Monopolizing Ad Sales

About two weeks ago, The Department of Justice announced that it had opened an investigation into Comcast’s spot ad sales practices.  Comcast Spotlight, a subsidiary of Comcast, sells cable advertising to businesses who want to advertise locally on channels distributed by both Comcast and rival MVPD operators (like RCN, AT&T U-verse, Centurylink).* 

In carriage agreements between programmers and MVPDs, programmers allocate about 2-minutes of each hour to local ad buyers.  The “interconnect” business model has the dominant MVPD in each market sell the inventory ad space, representing all MVPDs in the negotiations.  Because of its national footprint, Comcast leads the interconnect negotiations in 26 of the top 50 markets.   

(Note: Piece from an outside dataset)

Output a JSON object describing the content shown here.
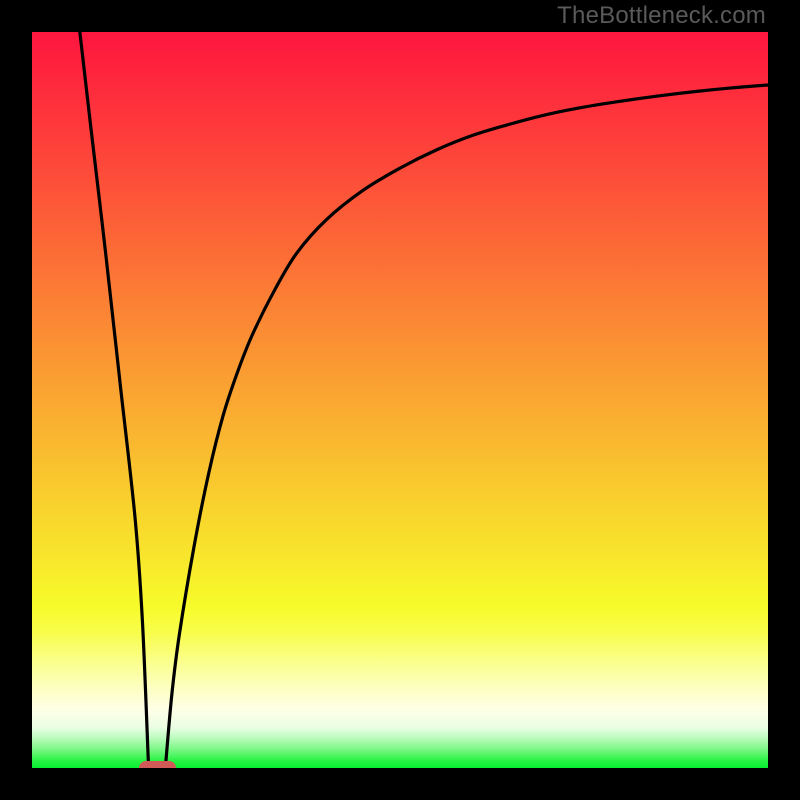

The DOJ is investigating whether Comcast’s practices involve monopolizing or attempting to monopolize spot ad sales in local markets.  On the surface, the selling cooperative matches buyers and sellers more efficiently than each MVPD negotiating ad sales separately.  The question, however, is whether Comcast’s (dominant position and) actions creates an unreasonable restraint of trade that is harming competition (and competitors like non-affiliated cable ad representative, ViaMedia). 

*RCN just announced that it was switching from Viamedia to Comcast beginning on 1/1.